07/1995 - Mein Barkas und ich
Autor: Monika Sarach


Die kurze „Barkas-Ehe“ begann mit einem Unfall meines damals betagten Audi 100, Baujahr 1979. Am 17. Juni 1995 geschah mittags gegen 12.00 Uhr ein heftiger Zusammenstoss mit einem Golf III und sorgte für das vorzeitige Aus des betagten alten Herrn – tags zuvor frisch in der Werkstatt zur Inspektion und Vor-Urlaubs-Durchsicht.

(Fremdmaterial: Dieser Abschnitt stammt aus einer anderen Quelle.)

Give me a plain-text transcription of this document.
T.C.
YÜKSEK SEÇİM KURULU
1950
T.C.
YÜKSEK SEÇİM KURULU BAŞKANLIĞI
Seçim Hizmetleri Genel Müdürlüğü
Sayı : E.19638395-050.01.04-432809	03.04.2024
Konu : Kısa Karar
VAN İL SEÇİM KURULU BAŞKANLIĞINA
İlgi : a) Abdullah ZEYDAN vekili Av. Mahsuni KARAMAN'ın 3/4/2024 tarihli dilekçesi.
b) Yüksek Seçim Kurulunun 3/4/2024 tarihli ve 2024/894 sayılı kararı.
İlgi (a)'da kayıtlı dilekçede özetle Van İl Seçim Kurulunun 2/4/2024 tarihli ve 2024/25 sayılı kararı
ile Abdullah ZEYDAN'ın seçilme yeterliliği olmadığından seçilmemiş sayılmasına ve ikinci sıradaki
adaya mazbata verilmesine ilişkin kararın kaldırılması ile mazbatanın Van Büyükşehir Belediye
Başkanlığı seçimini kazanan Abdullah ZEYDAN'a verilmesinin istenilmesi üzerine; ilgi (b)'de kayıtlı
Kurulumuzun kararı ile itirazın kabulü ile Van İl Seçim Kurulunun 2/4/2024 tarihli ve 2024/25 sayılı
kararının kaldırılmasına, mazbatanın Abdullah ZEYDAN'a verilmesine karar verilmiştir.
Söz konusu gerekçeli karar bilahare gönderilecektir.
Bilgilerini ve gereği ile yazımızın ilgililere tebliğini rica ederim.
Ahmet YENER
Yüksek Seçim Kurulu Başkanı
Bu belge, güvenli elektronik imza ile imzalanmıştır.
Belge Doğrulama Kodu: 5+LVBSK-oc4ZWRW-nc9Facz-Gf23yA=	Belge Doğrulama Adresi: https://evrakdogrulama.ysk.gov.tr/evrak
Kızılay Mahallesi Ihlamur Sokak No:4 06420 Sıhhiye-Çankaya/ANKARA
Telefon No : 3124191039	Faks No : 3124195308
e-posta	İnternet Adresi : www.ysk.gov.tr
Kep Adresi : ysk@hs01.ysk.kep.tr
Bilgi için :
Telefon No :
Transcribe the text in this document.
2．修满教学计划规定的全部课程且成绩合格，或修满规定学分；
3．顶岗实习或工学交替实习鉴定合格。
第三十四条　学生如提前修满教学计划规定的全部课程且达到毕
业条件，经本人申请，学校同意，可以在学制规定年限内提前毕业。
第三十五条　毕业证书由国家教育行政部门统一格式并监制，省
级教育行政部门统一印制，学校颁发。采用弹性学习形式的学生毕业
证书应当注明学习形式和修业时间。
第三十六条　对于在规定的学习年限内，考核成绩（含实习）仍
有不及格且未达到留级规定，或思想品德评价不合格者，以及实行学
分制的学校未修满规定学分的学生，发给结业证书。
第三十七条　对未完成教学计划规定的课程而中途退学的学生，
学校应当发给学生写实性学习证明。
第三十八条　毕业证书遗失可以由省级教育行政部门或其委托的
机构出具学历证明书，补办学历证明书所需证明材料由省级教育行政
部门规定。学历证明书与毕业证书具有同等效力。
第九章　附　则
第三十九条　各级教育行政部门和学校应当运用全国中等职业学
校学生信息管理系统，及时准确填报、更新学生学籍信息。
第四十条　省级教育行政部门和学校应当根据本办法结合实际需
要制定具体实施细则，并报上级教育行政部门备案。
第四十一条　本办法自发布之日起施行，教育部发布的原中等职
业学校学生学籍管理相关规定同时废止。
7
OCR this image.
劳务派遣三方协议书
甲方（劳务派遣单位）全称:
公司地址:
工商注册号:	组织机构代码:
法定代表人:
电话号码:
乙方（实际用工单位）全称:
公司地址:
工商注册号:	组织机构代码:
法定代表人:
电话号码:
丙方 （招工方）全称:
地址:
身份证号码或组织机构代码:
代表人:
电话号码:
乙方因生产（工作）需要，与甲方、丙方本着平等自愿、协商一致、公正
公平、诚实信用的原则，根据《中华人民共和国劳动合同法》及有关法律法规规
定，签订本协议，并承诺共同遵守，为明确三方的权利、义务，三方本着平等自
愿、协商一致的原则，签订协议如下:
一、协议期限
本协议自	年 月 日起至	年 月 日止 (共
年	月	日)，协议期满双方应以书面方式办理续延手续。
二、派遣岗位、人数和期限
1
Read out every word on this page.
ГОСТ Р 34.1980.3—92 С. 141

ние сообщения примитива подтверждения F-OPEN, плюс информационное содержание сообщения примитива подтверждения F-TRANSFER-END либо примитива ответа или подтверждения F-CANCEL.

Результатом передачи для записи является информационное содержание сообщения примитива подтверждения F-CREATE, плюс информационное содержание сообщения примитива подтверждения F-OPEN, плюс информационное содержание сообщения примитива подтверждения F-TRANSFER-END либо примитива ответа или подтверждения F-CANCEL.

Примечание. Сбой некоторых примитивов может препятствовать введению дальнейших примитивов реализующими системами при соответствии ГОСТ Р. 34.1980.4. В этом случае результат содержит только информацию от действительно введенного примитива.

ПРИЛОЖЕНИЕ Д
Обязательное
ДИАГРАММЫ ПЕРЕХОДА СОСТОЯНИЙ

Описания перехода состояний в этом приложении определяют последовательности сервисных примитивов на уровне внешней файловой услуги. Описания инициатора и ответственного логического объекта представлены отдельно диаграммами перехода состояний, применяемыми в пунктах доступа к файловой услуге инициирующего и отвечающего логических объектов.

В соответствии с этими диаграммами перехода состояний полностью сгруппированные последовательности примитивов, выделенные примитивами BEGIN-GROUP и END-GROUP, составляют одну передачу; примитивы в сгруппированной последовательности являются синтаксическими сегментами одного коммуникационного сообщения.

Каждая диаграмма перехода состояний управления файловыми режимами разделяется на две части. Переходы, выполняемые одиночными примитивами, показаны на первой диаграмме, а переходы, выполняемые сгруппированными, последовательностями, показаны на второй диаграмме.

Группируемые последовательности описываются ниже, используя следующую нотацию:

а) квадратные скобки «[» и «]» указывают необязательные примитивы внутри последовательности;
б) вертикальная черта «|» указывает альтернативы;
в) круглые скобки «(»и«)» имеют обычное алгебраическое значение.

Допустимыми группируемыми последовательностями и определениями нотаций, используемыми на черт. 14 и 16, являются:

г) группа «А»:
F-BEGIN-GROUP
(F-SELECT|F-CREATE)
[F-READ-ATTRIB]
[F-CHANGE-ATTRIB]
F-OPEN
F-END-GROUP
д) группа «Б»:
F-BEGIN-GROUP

Die Reparaturkosten waren zum damaligen Zeitpunkt einfach nicht drin – Blechschaden mindestens 1500 DM lautete ein Kostenüberschlag der Werkstatt. "Wirtschaftlicher Totalschaden!" Verschrotten? – Nee, das nicht!!! So setzte ich das alte Vehikel kurzerhand abgemeldet in die Garage – man kann ja nicht wissen! Na klasse – woher jetzt mal eben schnell ein Auto nehmen und nicht stehlen?
Brüderchen hatte die Lösung parat: "Ich hab' da noch 'nen Barkas in der Rhön in der Scheune steh'n – muss nur 'nen bisschen was dran gemacht werden! Die Teile sind aber auch schon alle da!"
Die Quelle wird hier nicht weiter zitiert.